Jane Austen Writing Lessons. #16: Make Your Characters Multifaceted

The only time when Mr. Darcy is a flat character is when he is a life-sized cardboard cutout in the film Austenland.

Mr. Darcy, Elizabeth Bennet, and all of Jane Austen’s other main characters are three-dimensional—they feel as if they come to life off of the page.

This is one of those moments that makes me love the film Austenland: in rage, a boyfriend walks out, punching the cardboard Mr. Darcy, which Jane Hayes then fixes. And kisses.

A flat character is simple, uncomplicated, does not change or develop, and is often uninteresting.

A round character, also known as a three-dimensional character, feels like a fully developed real person, with nuance and complexity, and the ability to experience real change and development over the course of a story.

A round or three-dimensional character is what I like to call multifaceted: she has multiple sides, aspects, or features, that fit together to create a character. Yet this is not just a collection of multiple elements squished together: like the facets or sides of a gemstone, these elements have been carefully crafted, cut, and polished.

Gemstones with many facets

Let’s look at some of the basic features and characteristics of our two main characters from Pride and Prejudice, Elizabeth Bennet and Mr. Darcy:

Elizabeth Bennet:

  • Plays the pianoforte
  • Likes reading
  • Likes walking
  • Good at dancing
  • Clever
  • Witty
  • Judgmental
  • Idealist
  • Has many friends

Mr. Darcy:

  • Rich
  • Good at letter-writing
  • Caring brother
  • Loyal friend
  • Likes reading
  • Expects much of others
  • Well-spoken
  • Proud
  • Unforgiving

These attributes, interests, skills, and personality traits are inherently interesting in combination, but in themselves they are not what make Elizabeth and Mr. Darcy complex, multifaceted characters.

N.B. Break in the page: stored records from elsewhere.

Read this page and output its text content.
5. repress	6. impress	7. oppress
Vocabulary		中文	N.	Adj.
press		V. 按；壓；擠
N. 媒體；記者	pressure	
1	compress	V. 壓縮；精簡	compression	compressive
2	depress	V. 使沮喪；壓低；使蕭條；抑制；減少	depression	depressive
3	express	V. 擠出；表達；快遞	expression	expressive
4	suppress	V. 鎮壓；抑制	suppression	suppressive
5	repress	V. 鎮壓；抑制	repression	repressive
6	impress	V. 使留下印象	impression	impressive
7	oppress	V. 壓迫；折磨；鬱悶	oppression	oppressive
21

You could assign a character dozens of attributes and personality traits, and spends months writing countless pages of the character’s backstory and history, and yet still not create a character that feels alive.

Then how do you create a multifaceted character?

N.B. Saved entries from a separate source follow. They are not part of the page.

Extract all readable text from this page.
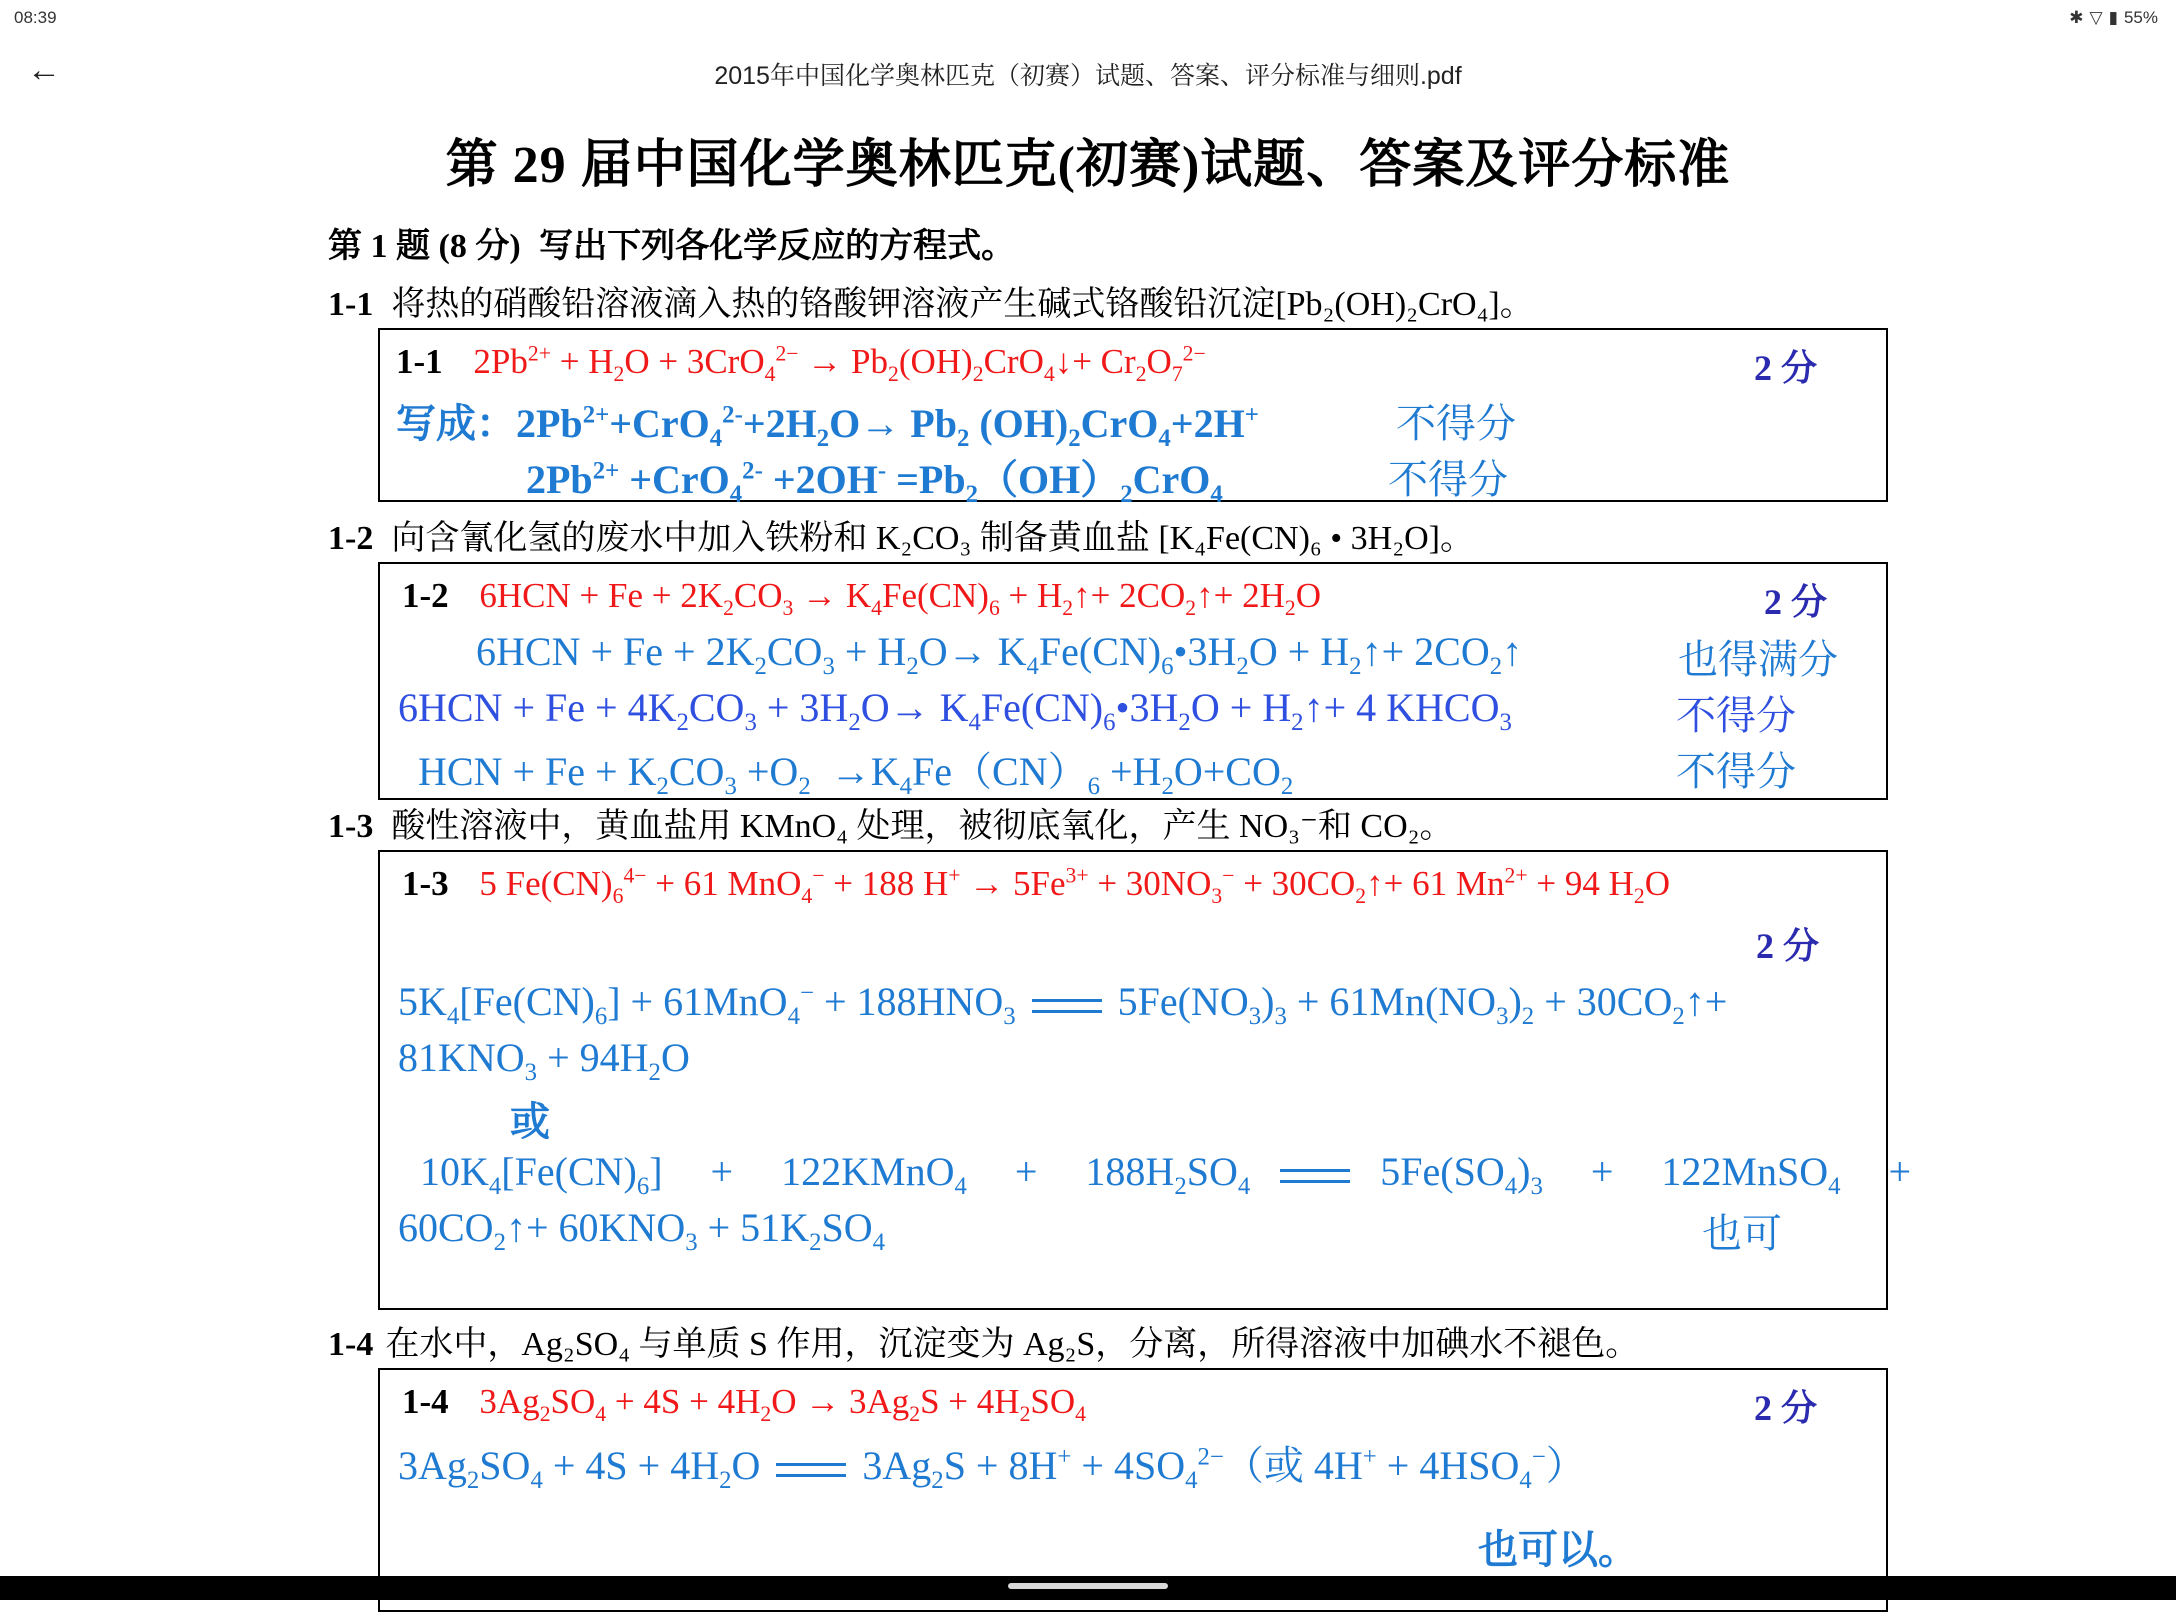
08:39	✱ ▽ ▮ 55%
←	2015年中国化学奥林匹克（初赛）试题、答案、评分标准与细则.pdf
第 29 届中国化学奥林匹克(初赛)试题、答案及评分标准
第 1 题 (8 分) 写出下列各化学反应的方程式。
1-1 将热的硝酸铅溶液滴入热的铬酸钾溶液产生碱式铬酸铅沉淀[Pb₂(OH)₂CrO₄]。
1-1 $2Pb^{2+} + H_2O + 3CrO_4^{2-}$ → $Pb_2(OH)_2CrO_4↓+ Cr_2O_7^{2-}$	2 分
写成：$2Pb^{2+}+CrO_4^{2-}+2H_2O\to Pb_2$ $(OH)_2CrO_4+2H^+$	不得分
$2Pb^{2+} +CrO_4^{2-} +2OH^- =Pb_2(OH)_2CrO_4$	不得分
1-2 向含氰化氢的废水中加入铁粉和 K₂CO₃ 制备黄血盐 [K₄Fe(CN)₆ • 3H₂O]。
1-2 $6HCN + Fe + 2K_2CO_3 \to K_4Fe(CN)_6$ + $H_2↑+$ $2CO_2↑+ 2H_2O$	2 分
$6HCN + Fe + 2K_2CO_3 + H_2O\to$ $K_4Fe(CN)_6•3H_2O$ + $H_2↑+$ $2CO_2↑$	也得满分
$6HCN + Fe + 4K_2CO_3 + 3H_2O\to$ $K_4Fe(CN)_6•3H_2O$ + $H_2↑+ 4$ $KHCO_3$	不得分
HCN + $Fe + K_2CO_3 +O_2 \to K_4Fe(CN)_6 +H_2O+CO_2$	不得分
1-3 酸性溶液中，黄血盐用 KMnO₄ 处理，被彻底氧化，产生 NO₃⁻和 CO₂。
1-3 5 $Fe(CN)_6^{4-} + 61$ MnO$_4$− + 188 $H^+ \to 5Fe^{3+} + 30NO_3^-$ + $30CO_2↑+ 61$ $Mn^{2+} + 94$ $H_2O$
2 分
$5K_4[Fe(CN)_6] + 61MnO_4^- + 188HNO_3$  $5Fe(NO_3)_3 + 61Mn(NO_3)_2$ + $30CO_2↑+$
$81KNO_3 + 94H_2O$
或
$10K_4[Fe(CN)_6]$  +  122KMnO$_4$  +  $188H_2SO_4$	$5Fe(SO_4)_3$  +  122MnSO$_4$  +
$60CO_2↑+ 60KNO_3 + 51K_2SO_4$	也可
1-4 在水中，Ag₂SO₄ 与单质 S 作用，沉淀变为 Ag₂S，分离，所得溶液中加碘水不褪色。
1-4 $3Ag_2SO_4 + 4S + 4H_2O \to 3Ag_2S + 4H_2SO_4$	2 分
$3Ag_2SO_4 + 4S + 4H_2O$  $3Ag_2S + 8H^+ + 4SO_4^{2-}$（或 $4H^+ + 4HSO_4^-$）
也可以。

In the craft book Story: Style, Structure, Substance, and the Principles of Screenwriting, screenwriter Robert McKee makes the argument that the core component in a round or three-dimensional character is “inner contradiction.”

Story by Robert McKee

As McKee writes, “Dimension means contradiction.” And dimensions are what fascinate an audience, riveting us to characters as we attempt to understand their complexities.

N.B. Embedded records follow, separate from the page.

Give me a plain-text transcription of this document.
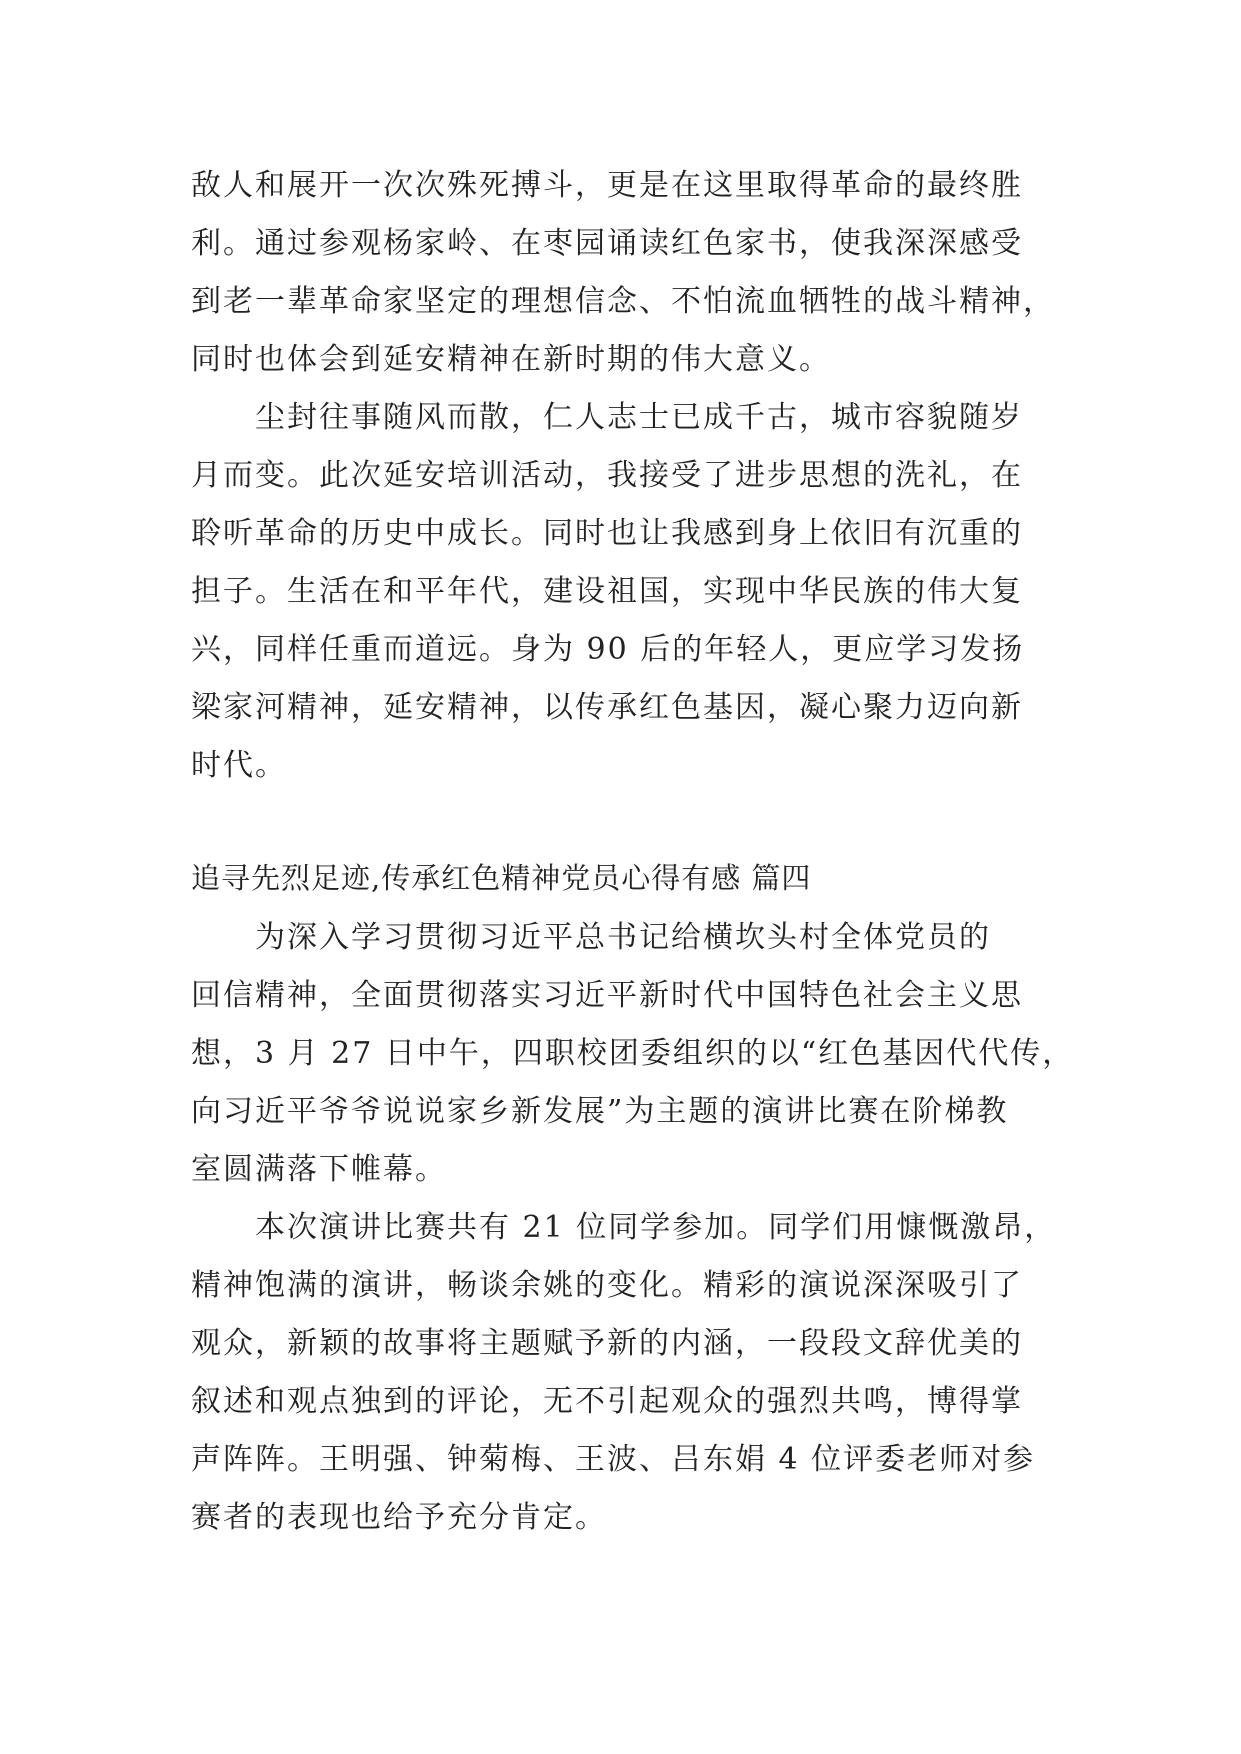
敌人和展开一次次殊死搏斗，更是在这里取得革命的最终胜
利。通过参观杨家岭、在枣园诵读红色家书，使我深深感受
到老一辈革命家坚定的理想信念、不怕流血牺牲的战斗精神，
同时也体会到延安精神在新时期的伟大意义。
尘封往事随风而散，仁人志士已成千古，城市容貌随岁
月而变。此次延安培训活动，我接受了进步思想的洗礼，在
聆听革命的历史中成长。同时也让我感到身上依旧有沉重的
担子。生活在和平年代，建设祖国，实现中华民族的伟大复
兴，同样任重而道远。身为 90 后的年轻人，更应学习发扬
梁家河精神，延安精神，以传承红色基因，凝心聚力迈向新
时代。
追寻先烈足迹,传承红色精神党员心得有感 篇四
为深入学习贯彻习近平总书记给横坎头村全体党员的
回信精神，全面贯彻落实习近平新时代中国特色社会主义思
想，3 月 27 日中午，四职校团委组织的以“红色基因代代传，
向习近平爷爷说说家乡新发展”为主题的演讲比赛在阶梯教
室圆满落下帷幕。
本次演讲比赛共有 21 位同学参加。同学们用慷慨激昂，
精神饱满的演讲，畅谈余姚的变化。精彩的演说深深吸引了
观众，新颖的故事将主题赋予新的内涵，一段段文辞优美的
叙述和观点独到的评论，无不引起观众的强烈共鸣，博得掌
声阵阵。王明强、钟菊梅、王波、吕东娟 4 位评委老师对参
赛者的表现也给予充分肯定。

Real people are filled with contradictions, and at its heart, a powerful story is about a character wrestling with their inner contradictions and the world.

Here are five of the main types of contradictions that can create a multifaceted character:

  • Contradictions between a character’s wants and needs

  • Contradictions between the character’s inner self and the world in which they live

  • Contradictions between how the character interacts with some characters versus with other characters

  • Contradictions between the simultaneously-held ideals of a character

  • Contradictions between a character’s ideals and how they live

I’ve written a number of flash fiction stories—all less than 1000 words—where the main characters feel multi-dimensional. In one of these stories, you really only learn two things about the character: 1. She absolutely loves music and listening to vocal performances; 2. She applied multiple times to vocal performance degrees in college and was rejected each time, and has since given up on singing. Her love of music but her rejection of her own musical self as inadequate creates a contradiction within herself, which sets the stage for the story.

What contradictions has Jane Austen created in Elizabeth and Mr. Darcy?

A Few of Elizabeth Bennet’s Contradictions:

  • Critical of Mr. Darcy’s pride but holds fast to her own.
  • Wants to avoid Mr. Darcy, yet finds herself drawn to him.
  • Only wants to marry if it is for love, yet she is pressured by her society and mother to accept any eligible match.
  • Instantly trusts Mr. Wickham and accepts his story, yet distrusts and judges whatever Mr. Darcy says.
  • Wittily expresses views that are not always her own.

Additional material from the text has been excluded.